What is the major threat here? 30...Bg5? No it isn't! Try not capturing the rook.

30 Rxf7?? Rxc3!!

click for larger view

31 Qxc3 Qxf7!!
32 Nxf7?? Bxc3!! picks up another piece.

White can both step out of the royal skewer and protect Bc3, but I think only with

30 Kb2 Re4!

click for larger view

White may contain the damage a while with 31 Qd2 but I see nothing else

31 Qg3? Bxe5
32 Bxe5 Rxb3+!

What these sequences show is how dangerous the Rf4 is and how fragile white's queenside pawn position is, despite first impression of solidity.
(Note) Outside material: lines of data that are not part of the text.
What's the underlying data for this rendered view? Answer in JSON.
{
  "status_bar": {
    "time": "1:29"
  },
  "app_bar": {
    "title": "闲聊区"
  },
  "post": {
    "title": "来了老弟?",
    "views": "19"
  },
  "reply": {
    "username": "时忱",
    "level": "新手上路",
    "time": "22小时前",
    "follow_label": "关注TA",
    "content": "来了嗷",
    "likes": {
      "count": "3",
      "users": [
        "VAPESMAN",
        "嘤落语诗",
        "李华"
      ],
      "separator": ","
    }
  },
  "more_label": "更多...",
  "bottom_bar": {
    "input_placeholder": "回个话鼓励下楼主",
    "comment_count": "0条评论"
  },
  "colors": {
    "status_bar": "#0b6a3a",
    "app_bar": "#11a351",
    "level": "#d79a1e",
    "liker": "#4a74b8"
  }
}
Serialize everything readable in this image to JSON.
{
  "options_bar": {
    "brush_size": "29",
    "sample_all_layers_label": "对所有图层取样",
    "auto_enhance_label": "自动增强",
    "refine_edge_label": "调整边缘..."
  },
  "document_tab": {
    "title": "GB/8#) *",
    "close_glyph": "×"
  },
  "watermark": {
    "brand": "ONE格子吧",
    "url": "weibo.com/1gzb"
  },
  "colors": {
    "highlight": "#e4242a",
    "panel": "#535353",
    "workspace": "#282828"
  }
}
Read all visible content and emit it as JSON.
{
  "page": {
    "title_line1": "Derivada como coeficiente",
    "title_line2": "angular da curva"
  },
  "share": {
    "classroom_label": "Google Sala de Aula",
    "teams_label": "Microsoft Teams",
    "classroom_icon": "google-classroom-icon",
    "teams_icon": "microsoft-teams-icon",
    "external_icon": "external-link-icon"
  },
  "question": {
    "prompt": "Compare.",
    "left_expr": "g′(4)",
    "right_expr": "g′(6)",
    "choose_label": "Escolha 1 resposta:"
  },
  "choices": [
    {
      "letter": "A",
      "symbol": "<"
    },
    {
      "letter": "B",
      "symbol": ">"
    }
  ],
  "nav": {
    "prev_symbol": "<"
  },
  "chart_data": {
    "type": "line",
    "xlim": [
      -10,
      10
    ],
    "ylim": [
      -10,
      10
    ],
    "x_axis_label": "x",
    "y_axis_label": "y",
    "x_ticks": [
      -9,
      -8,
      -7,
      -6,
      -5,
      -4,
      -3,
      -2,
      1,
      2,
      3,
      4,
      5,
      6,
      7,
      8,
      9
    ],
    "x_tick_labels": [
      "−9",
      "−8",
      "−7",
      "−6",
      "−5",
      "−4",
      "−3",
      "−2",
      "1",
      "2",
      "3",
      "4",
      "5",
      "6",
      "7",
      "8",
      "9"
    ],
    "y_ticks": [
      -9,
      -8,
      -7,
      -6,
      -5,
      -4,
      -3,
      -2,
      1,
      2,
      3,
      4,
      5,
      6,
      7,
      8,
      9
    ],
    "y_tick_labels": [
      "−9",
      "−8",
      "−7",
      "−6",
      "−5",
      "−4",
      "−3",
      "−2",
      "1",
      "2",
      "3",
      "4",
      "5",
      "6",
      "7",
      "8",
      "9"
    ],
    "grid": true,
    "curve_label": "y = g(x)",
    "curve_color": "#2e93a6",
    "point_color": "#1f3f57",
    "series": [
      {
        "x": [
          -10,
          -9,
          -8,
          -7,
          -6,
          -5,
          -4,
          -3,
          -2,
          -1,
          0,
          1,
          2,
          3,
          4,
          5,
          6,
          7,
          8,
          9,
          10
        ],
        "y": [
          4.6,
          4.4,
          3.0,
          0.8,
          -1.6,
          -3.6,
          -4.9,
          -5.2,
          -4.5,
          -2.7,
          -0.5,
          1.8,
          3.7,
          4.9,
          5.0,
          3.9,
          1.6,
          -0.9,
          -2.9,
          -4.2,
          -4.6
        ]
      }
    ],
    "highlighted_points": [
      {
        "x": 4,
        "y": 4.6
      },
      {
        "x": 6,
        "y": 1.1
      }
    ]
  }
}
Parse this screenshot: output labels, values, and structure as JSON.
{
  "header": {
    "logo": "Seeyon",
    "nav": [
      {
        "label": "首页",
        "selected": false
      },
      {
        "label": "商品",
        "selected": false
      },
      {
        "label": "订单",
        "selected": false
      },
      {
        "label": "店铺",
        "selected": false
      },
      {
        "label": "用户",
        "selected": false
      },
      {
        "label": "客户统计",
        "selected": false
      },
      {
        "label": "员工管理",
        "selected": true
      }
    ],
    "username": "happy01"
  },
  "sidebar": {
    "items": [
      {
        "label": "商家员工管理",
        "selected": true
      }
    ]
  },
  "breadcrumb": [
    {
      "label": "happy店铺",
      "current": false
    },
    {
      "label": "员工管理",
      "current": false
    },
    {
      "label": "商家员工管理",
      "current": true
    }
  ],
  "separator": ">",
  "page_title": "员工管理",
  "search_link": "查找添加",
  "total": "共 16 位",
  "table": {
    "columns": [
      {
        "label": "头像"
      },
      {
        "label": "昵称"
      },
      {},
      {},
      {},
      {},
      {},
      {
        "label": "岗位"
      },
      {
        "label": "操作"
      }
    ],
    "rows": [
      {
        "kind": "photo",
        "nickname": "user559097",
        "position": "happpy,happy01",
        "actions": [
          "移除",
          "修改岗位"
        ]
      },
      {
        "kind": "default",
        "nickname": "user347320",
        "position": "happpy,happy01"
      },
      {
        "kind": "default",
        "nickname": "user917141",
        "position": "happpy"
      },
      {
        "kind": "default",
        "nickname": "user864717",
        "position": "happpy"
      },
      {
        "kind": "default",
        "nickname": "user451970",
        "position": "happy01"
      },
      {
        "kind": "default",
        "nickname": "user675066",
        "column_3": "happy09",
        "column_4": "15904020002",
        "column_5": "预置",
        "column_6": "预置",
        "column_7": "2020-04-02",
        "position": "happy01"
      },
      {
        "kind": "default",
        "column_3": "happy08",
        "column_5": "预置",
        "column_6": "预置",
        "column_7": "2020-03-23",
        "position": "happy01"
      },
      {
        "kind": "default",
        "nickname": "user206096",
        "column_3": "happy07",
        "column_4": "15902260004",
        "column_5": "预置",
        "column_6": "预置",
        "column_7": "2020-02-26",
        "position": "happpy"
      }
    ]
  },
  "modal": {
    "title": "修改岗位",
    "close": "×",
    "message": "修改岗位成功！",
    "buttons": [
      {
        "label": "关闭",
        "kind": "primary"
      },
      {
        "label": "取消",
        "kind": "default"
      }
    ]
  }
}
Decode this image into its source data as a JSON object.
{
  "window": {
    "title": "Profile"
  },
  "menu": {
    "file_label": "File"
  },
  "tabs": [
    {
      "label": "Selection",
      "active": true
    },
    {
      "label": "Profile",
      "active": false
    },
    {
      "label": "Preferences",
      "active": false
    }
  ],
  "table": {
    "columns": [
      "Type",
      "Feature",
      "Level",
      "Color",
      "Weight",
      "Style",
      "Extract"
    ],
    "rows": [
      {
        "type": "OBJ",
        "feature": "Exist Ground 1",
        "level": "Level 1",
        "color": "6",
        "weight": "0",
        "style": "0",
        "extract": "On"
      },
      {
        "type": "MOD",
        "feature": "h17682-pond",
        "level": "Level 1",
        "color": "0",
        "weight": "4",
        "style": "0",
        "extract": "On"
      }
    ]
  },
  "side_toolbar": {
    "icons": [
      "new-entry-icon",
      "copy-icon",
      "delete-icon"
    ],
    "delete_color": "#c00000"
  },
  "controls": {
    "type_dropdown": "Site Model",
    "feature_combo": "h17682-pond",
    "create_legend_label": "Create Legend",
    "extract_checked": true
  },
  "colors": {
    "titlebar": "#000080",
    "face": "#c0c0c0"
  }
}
Seen in this light, 29 Qxf4! Bg5 30 Qxg5 hxg5 31 Rxf7 is just as much about keeping white's queenside defence together as it is about picking up the odd pawn.

Premium Chessgames Member
  RandomVisitor: After 29.Qxc5:

click for larger view

Rybka 4 x64:

<[+2.22] d=21 29...Rb7> 30.Rxb7 Bxb7 31.Qxa7 Be4 32.Rd1 Bh4 33.a4 Rf2 34.Rd2 Rxd2 35.Bxd2 Bf6 36.Nd7 Qd8 37.a5 Bc6 38.Nxf6+ Qxf6 39.Kb1 Be4 40.a6 Qf1+ 41.Kb2 Qd1 42.Qb8+

Premium Chessgames Member
  Jimfromprovidence: White definitely should have played 32 Rf2, seeing 32...Rb8 33 Ng6, below.

click for larger view

The threat is Rf8+, winning back the queen and ending up at least a couple of pawns ahead.

There are many variations to consider and they all look good for white. For example, something like 33...Rd8 34 Rf8+ Qxf8 35 Nxf8 Rxf8 36 Rxe6 gives white a solid advantage.